Tracey’s quavering scream brought nurses on the run but the two cops outside the closed door would not permit them to enter the room. One of the nurses ran off to find a doctor but she was ten minutes in returning with one in tow and by then Ben Tracey had come to see the wisdom in accepting Bob Baker’s deal and had hastily confided all he knew about John Ashley’s immediate intentions. The sheriff was already on his way out of the hospital when the doctor arrived.
Bob Baker told Elmer Padgett to round up his brought Joel and deputies L. B. Thomas and Henry Stubbs and get up to Fort Pierce as quick as they could and call on St. Lucie County Sheriff J. R. Merritt. “I’m puttin you boys in his charge. Tell him exactly what this Tracey shitbird told us,” Bob Baker said. “If he aint lyin and the Ashley bunch stopped to see their bubba in Vero tonight, J.R. can maybe catch up to them there, or maybe further along the road. They got no reason to think we know their plan, so they got no call to be in a hurry. I’m gonna go check on Annie and the back at the house. Keep me posted.”
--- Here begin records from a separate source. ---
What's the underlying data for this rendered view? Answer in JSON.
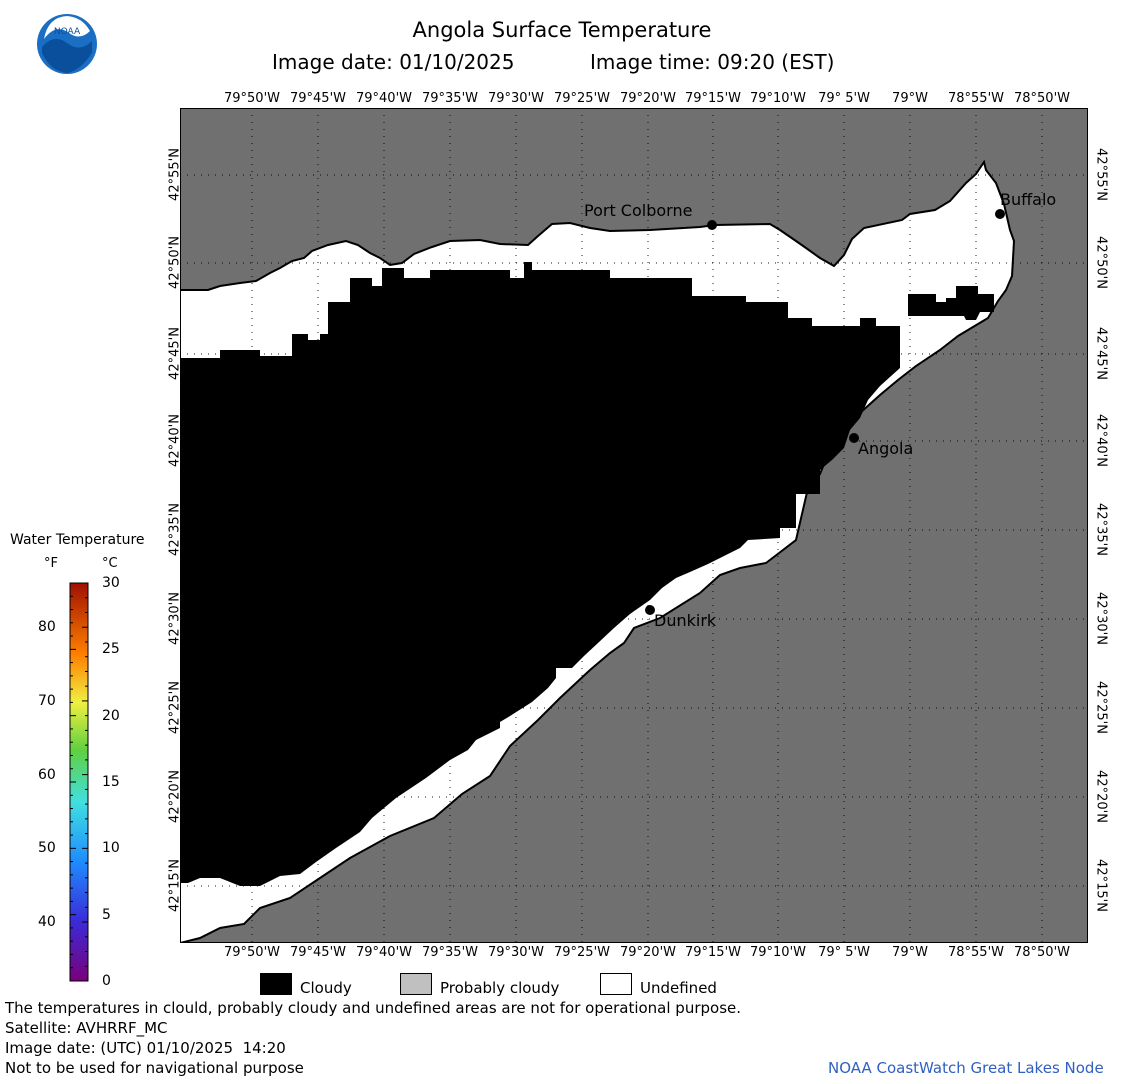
{
  "header": {
    "title": "Angola Surface Temperature",
    "date_label": "Image date: 01/10/2025",
    "time_label": "Image time: 09:20 (EST)"
  },
  "logo": {
    "text": "NOAA",
    "icon": "noaa-logo-icon"
  },
  "map": {
    "lon_labels": [
      "79°50'W",
      "79°45'W",
      "79°40'W",
      "79°35'W",
      "79°30'W",
      "79°25'W",
      "79°20'W",
      "79°15'W",
      "79°10'W",
      "79° 5'W",
      "79°W",
      "78°55'W",
      "78°50'W"
    ],
    "lat_labels": [
      "42°55'N",
      "42°50'N",
      "42°45'N",
      "42°40'N",
      "42°35'N",
      "42°30'N",
      "42°25'N",
      "42°20'N",
      "42°15'N"
    ],
    "cities": [
      {
        "name": "Port Colborne"
      },
      {
        "name": "Buffalo"
      },
      {
        "name": "Angola"
      },
      {
        "name": "Dunkirk"
      }
    ],
    "colors": {
      "land": "#707070",
      "cloud": "#000000",
      "undefined": "#ffffff",
      "grid": "#000000"
    }
  },
  "colorbar": {
    "title": "Water Temperature",
    "unit_f": "°F",
    "unit_c": "°C",
    "f_ticks": [
      "80",
      "70",
      "60",
      "50",
      "40"
    ],
    "c_ticks": [
      "30",
      "25",
      "20",
      "15",
      "10",
      "5",
      "0"
    ]
  },
  "legend": {
    "items": [
      {
        "label": "Cloudy",
        "color": "#000000"
      },
      {
        "label": "Probably cloudy",
        "color": "#c0c0c0"
      },
      {
        "label": "Undefined",
        "color": "#ffffff"
      }
    ]
  },
  "footer": {
    "disclaimer": "The temperatures in clould, probably cloudy and undefined areas are not for operational purpose.",
    "satellite": "Satellite: AVHRRF_MC",
    "utc_date": "Image date: (UTC) 01/10/2025  14:20",
    "nav_warning": "Not to be used for navigational purpose",
    "credit": "NOAA CoastWatch Great Lakes Node"
  }
}
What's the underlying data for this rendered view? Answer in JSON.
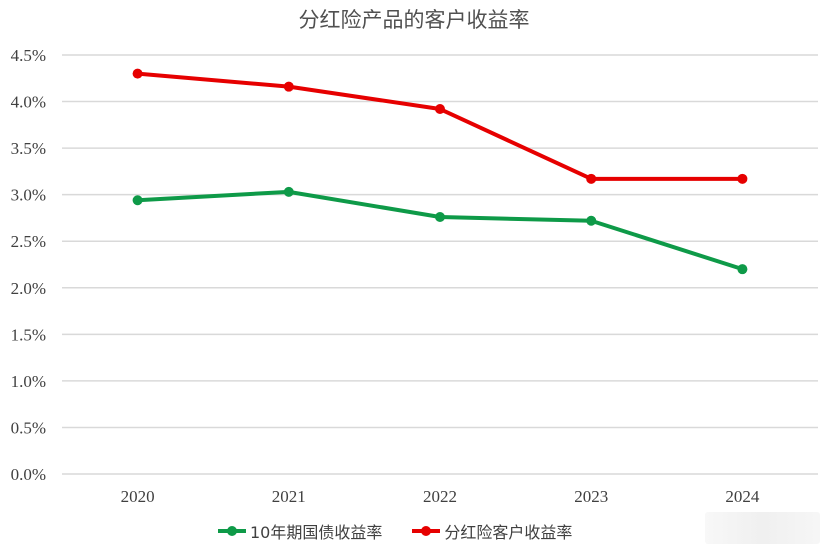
{
  "chart_data": {
    "type": "line",
    "title": "分红险产品的客户收益率",
    "xlabel": "",
    "ylabel": "",
    "categories": [
      "2020",
      "2021",
      "2022",
      "2023",
      "2024"
    ],
    "series": [
      {
        "name": "10年期国债收益率",
        "color": "#0e9a48",
        "values": [
          2.94,
          3.03,
          2.76,
          2.72,
          2.2
        ]
      },
      {
        "name": "分红险客户收益率",
        "color": "#e60000",
        "values": [
          4.3,
          4.16,
          3.92,
          3.17,
          3.17
        ]
      }
    ],
    "yticks": [
      "0.0%",
      "0.5%",
      "1.0%",
      "1.5%",
      "2.0%",
      "2.5%",
      "3.0%",
      "3.5%",
      "4.0%",
      "4.5%"
    ],
    "ylim": [
      0,
      4.5
    ],
    "grid": true,
    "legend_position": "bottom"
  },
  "title": "分红险产品的客户收益率",
  "legend": [
    {
      "label": "10年期国债收益率",
      "color": "#0e9a48"
    },
    {
      "label": "分红险客户收益率",
      "color": "#e60000"
    }
  ]
}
He took the car they’d come in and Elmer took the guard deputies’ car and followed him out to the Dixie Highway. There Bob Baker turned south for West Palm Beach and Elmer wheeled north to the county sheriff’s station in Stuart where he would telephone his brother and the other two and tell them to get up to Stuart right now and he would explain things to them on the way to Fort Pierce.
Bob Baker did not telephone his wife before heading home. It had occurred to him that on finding he was not at home John Ashley might have decided to wait at the house in ambush for him. If so, he did not want to tip him off that he was coming.
The morning was darkly gray with lingering storm clouds. He turned onto the muddy road to his house and slowed to hardly more than walking speed. He studied the wooden sides of the road carefully in search of a waiting car but did not see one. He stopped at the bend in the road and regarded the house, some forty yards distant. There was a light in the parlor window but nothing looked out of the ordinary. He jacked a round in the chamber of his pump action and got out and headed for the porch. Before he got halfway there the door swung open and he raised the shotgun and had his finger on the trigger before he saw it was Annie silhouetted in the light from inside.
He looked in on the sleeping girls from their door and then softly shut it again. he made Annie sit on the couch in the parlor and tell him everything, and she did—all of it, including John Ashley’s remark about going to Key West to catch a boat to Mexico. She told him everything except about the smile John Ashley had given her. A smile that had given her ease, though she could not have explained why.
Bob Baker looked off to the hallway leading to his daughters’ room and looked at the muddy tracks across the carpet from one hallway to the other. She felt the heat of his raging eyes and said, “They didnt scare the girls, Robert. The girls were scared of the storm more than anything.”
“They brought
“The little one, Hannie, he wanted to, but John wouldnt let him.”